De noche cuando me acuesto
le rezo a la virgen de La Macarena,
y allí solito en mi cuarto
a la virgencita le cuento mis penas...

Y no habían pasado dos compases, cuando me sale al escenario la bailarina y saxofonista Rosa, "Rosa de España", de flamenca moderna esta vez, traje negro de minifalda, mantilla, abanico y zapatos rojos y una flor chillona al pelo, envuelta en... ¡un capote de grana y oro! ¡Ele, qué arte! Con el auditorio con los ojos como plato y un paisano de al lado diciéndome, entusiasmado: ¡Que la lleven a Tú sí que Vales!
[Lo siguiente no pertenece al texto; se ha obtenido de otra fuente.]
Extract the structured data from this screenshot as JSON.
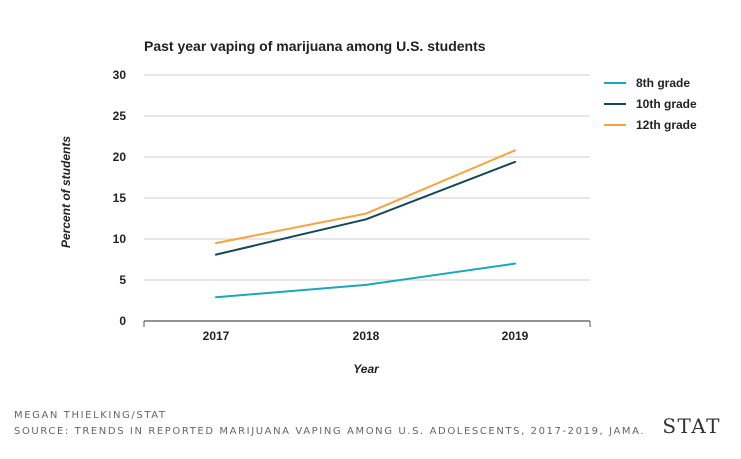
{
  "chart_data": {
    "type": "line",
    "title": "Past year vaping of marijuana among U.S. students",
    "xlabel": "Year",
    "ylabel": "Percent of students",
    "categories": [
      "2017",
      "2018",
      "2019"
    ],
    "ylim": [
      0,
      30
    ],
    "yticks": [
      "0",
      "5",
      "10",
      "15",
      "20",
      "25",
      "30"
    ],
    "grid": true,
    "legend_position": "right",
    "series": [
      {
        "name": "8th grade",
        "values": [
          2.9,
          4.4,
          7.0
        ],
        "color": "#1aa8b5"
      },
      {
        "name": "10th grade",
        "values": [
          8.1,
          12.4,
          19.4
        ],
        "color": "#15475a"
      },
      {
        "name": "12th grade",
        "values": [
          9.5,
          13.1,
          20.8
        ],
        "color": "#f5a540"
      }
    ]
  },
  "footer": {
    "credit": "MEGAN THIELKING/STAT",
    "source": "SOURCE: TRENDS IN REPORTED MARIJUANA VAPING AMONG U.S. ADOLESCENTS, 2017-2019, JAMA.",
    "logo": "STAT"
  }
}
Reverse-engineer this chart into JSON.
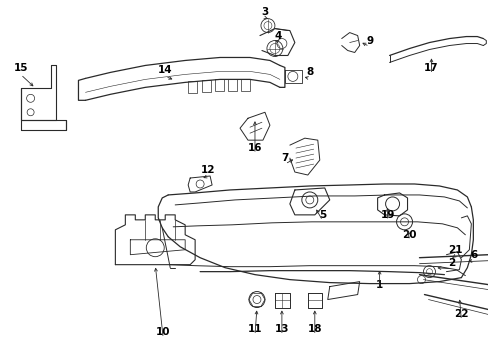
{
  "bg_color": "#ffffff",
  "line_color": "#2a2a2a",
  "lw": 0.7,
  "fig_width": 4.89,
  "fig_height": 3.6,
  "dpi": 100
}
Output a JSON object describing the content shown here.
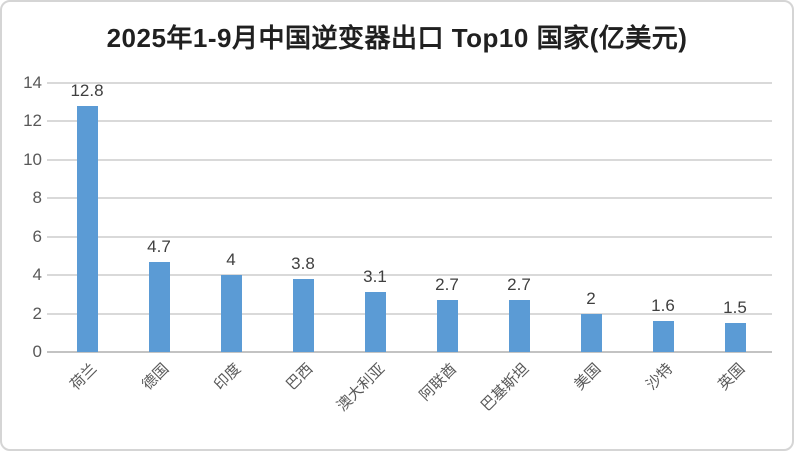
{
  "chart_data": {
    "type": "bar",
    "title": "2025年1-9月中国逆变器出口 Top10 国家(亿美元)",
    "categories": [
      "荷兰",
      "德国",
      "印度",
      "巴西",
      "澳大利亚",
      "阿联酋",
      "巴基斯坦",
      "美国",
      "沙特",
      "英国"
    ],
    "values": [
      12.8,
      4.7,
      4,
      3.8,
      3.1,
      2.7,
      2.7,
      2,
      1.6,
      1.5
    ],
    "value_labels": [
      "12.8",
      "4.7",
      "4",
      "3.8",
      "3.1",
      "2.7",
      "2.7",
      "2",
      "1.6",
      "1.5"
    ],
    "xlabel": "",
    "ylabel": "",
    "ylim": [
      0,
      14
    ],
    "yticks": [
      0,
      2,
      4,
      6,
      8,
      10,
      12,
      14
    ],
    "grid": true,
    "legend_position": "none",
    "category_label_rotation_deg": -45,
    "colors": {
      "bar": "#5B9BD5",
      "gridline": "#D9D9D9",
      "axis_line": "#C3C3C3",
      "tick_label": "#595959",
      "value_label": "#3F3F3F",
      "category_label": "#595959",
      "title": "#202020",
      "background": "#FFFFFF",
      "border": "#D5D5D5"
    }
  }
}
El final fue clamoroso, con el público aplaudiendo a rabiar, en tanto el "comandante" Vicente mandaba saludar, uno por uno, a todos sus grupos instrumentales.

Y a puntito de coger el equipaje para regresar a nuestros lares, que van y dicen que quieto, parao, ahora, un detalle del "piloto" y la "tripulación", el pasodoble "Banda municipal de Música de Badajoz", de Gómez Deval, con un reportaje guay sobre la Banda y sus componentes, sus conciertos, sus ensayos y yo qué sé. Y el quinteto de trompetas que la monta, con olés y oléeeeeeeees, invitando al pasaje a seguirle. Y la Rosa torera que da unos capotazos, entre ovaciones y olés. El fiestorro estaba en su cénit, cuando veo cómo el gran timonel se larga con viento fresco tras las bambalinas, dejando la "aeronave" a su aire, sin "piloto" ni nada, y sin saber si tenía el "automático" puesto o no. Pero ¿esto qué es?, decía una de al lado, que no sabía qué estaba pasando.
Damas y caballeros, momentos interminables, tiempo para acordarme de los pifostios de "Aterriza como puedas", los hijos de su madre. Así y todo, la ovación final fue de las que hacen época, en un epílogo turístico-dramático-musical que será recordado largo tiempo.